Un voyage au cur de la musique andalouse  
     
     
 

Les fans et mélomanes de la musique savante belle et pure, l'andalou, étaient bien au rendez-vous dimanche soir dernier au palais de la culture, Moufdi Zakaria. Une foule nombreuse s'est déplacée pour voir, apprécier et redécouvrir encore une fois les capacités vocales et déguster les textes des différentes noubas interprétés par la diva de la chanson andalouse, Beihdja Rahal, l'une des plus belles voix de la musique arabo-andalouse algéroise, la çanaa.

Le concert est inscrit dans le cadre du programme spécial Ramadhan, tracé par les responsables du palais de la Culture. Comme à l'accoutumée, la chanteuse, en tenue traditionnelle, a fait une entrée «artistique», remarquable et propre à elle. Luth à la main, elle a salué l'assistance et les musiciens qui l'accompagneront tout au long de la soirée. Cette «escapade» ramadhanesque dans l'univers des noubas a permis aux spectateurs d'assister à un véritable concert de musique classique.

En effet, la musique arabo-andalouse est une musique savante, très riche et classique. S'y ajoute la voix éclatante, nette et cristalline de l'ancienne élève des maîtres Khaznadji et Fakhardji.
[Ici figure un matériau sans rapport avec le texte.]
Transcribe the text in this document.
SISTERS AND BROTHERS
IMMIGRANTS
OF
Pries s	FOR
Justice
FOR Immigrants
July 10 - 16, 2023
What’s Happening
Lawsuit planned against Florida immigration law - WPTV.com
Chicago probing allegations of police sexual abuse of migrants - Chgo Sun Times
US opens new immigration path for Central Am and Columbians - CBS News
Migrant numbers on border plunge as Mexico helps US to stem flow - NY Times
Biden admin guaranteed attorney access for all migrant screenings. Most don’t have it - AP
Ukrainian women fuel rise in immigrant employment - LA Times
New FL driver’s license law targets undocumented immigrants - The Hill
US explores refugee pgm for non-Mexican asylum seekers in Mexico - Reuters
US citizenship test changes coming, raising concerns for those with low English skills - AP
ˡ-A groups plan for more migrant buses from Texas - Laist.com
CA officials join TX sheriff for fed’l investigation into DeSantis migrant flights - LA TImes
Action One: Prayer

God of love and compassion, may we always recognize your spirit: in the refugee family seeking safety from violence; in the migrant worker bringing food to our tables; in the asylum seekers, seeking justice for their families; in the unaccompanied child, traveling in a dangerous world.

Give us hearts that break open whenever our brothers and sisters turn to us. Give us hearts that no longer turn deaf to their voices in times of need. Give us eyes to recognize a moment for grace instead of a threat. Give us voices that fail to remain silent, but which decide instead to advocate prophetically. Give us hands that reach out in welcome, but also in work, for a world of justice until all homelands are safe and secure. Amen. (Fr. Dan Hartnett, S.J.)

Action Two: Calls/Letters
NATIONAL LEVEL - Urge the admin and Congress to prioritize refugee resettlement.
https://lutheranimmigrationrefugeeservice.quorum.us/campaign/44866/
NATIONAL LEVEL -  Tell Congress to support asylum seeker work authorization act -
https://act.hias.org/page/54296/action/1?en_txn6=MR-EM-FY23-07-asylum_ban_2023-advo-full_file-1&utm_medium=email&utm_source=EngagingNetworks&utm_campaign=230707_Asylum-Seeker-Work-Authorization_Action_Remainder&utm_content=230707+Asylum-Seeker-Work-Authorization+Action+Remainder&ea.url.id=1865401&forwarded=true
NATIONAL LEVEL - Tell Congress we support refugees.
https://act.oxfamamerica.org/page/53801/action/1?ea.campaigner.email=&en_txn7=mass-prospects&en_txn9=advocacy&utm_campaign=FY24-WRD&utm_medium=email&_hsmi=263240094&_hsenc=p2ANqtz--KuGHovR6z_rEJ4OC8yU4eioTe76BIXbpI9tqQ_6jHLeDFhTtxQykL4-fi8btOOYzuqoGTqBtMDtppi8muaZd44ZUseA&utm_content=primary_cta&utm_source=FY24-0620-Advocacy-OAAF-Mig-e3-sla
Ainsi, l'artiste a plongé durant près de deux heures les passionnés de ce genre musical dans «diar» (maisons) El Andalous d'antan, dans le monde poétique de l'amour, et de la spiritualité.
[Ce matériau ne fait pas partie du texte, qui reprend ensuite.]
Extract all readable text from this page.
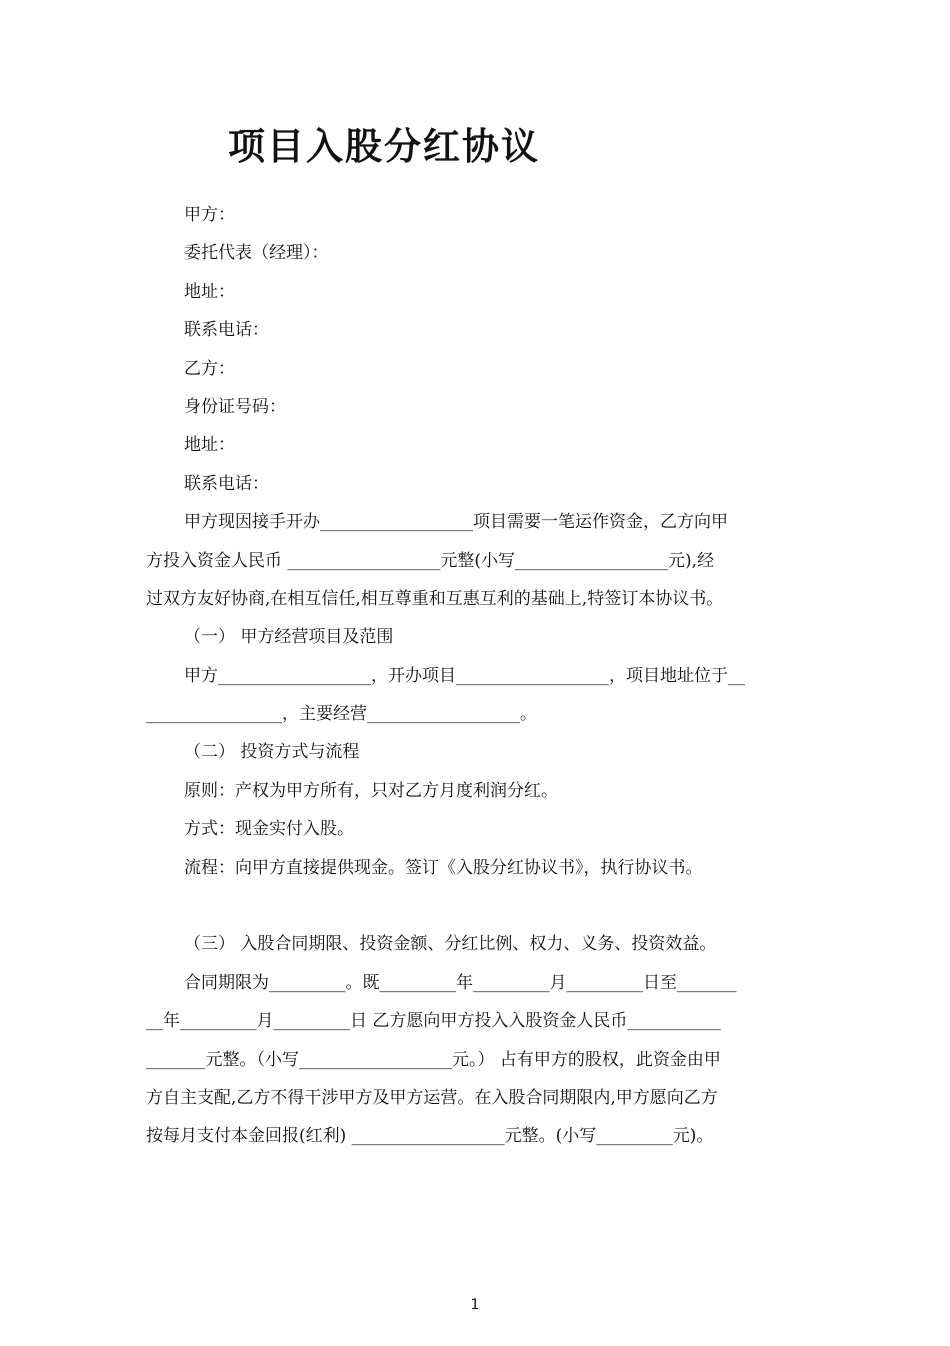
项目入股分红协议
甲方：
委托代表（经理）：
地址：
联系电话：
乙方：
身份证号码：
地址：
联系电话：
甲方现因接手开办__________________项目需要一笔运作资金，乙方向甲
方投入资金人民币 __________________元整(小写__________________元),经
过双方友好协商,在相互信任,相互尊重和互惠互利的基础上,特签订本协议书。
（一） 甲方经营项目及范围
甲方__________________，开办项目__________________，项目地址位于__
________________，主要经营__________________。
（二） 投资方式与流程
原则：产权为甲方所有，只对乙方月度利润分红。
方式：现金实付入股。
流程：向甲方直接提供现金。签订《入股分红协议书》，执行协议书。
（三） 入股合同期限、投资金额、分红比例、权力、义务、投资效益。
合同期限为_________。既_________年_________月_________日至_______
__年_________月_________日 乙方愿向甲方投入入股资金人民币___________
_______元整。（小写__________________元。） 占有甲方的股权，此资金由甲
方自主支配,乙方不得干涉甲方及甲方运营。在入股合同期限内,甲方愿向乙方
按每月支付本金回报(红利) __________________元整。(小写_________元)。
1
Dès qu'elle s'est  mise en place, au milieu de ses musiciens, luth entre ses bras face au micro, Beihdja Rahal semblait être dans un autre monde. Grâce à sa voix qui suivait les vibrations des cordes de son instrument, elle a su captiver le public, vite tombé sous le charme, qui écoute et apprécie le verbe.

La plupart des spectateurs sont d'un certain âge, et familiarisés avec ce genre musical. En somme, c'est un public d'initiés, connaisseurs et respectueux de l'art. Cela apparaît à travers l'attitude des spectateurs puisqu'ils étaient plutôt calmes et savaient intervenir, en applaudissant au bon moment. C'est dire que c'est un public qui a du goût et qui sait apprécier ce genre de spectacle.

C'est avec Essalat aala nabina que la soirée s'achève, sous les youyous et une salve d'applaudissements. Les spectateurs se lèvent et offrent une seconde ovation à Beihdja Rahal et à son orchestre qui ont fait de la soirée un réel événement culturel. A la sortie, le dernier album (CD) de la chanteuse se vendait sur place. La seule fausse note de la soirée a été une coupure d'électricité et l'absence d'air conditionné dans la grande salle du Palais de la culture, mais Beihdja Rahal a su faire oublier à ses fans ces petits désagréments.

En profitant simplement de ce moment de coupure de courant pour présenter les musiciens qui l'accompagnaient, dont Djamel Kabladj, au violon, Amine Belouni à l'aoud, Djihad, Rabah et Sofiane à la derbouka... La cérémonie s'est déroulée dans une ambiance conviviale.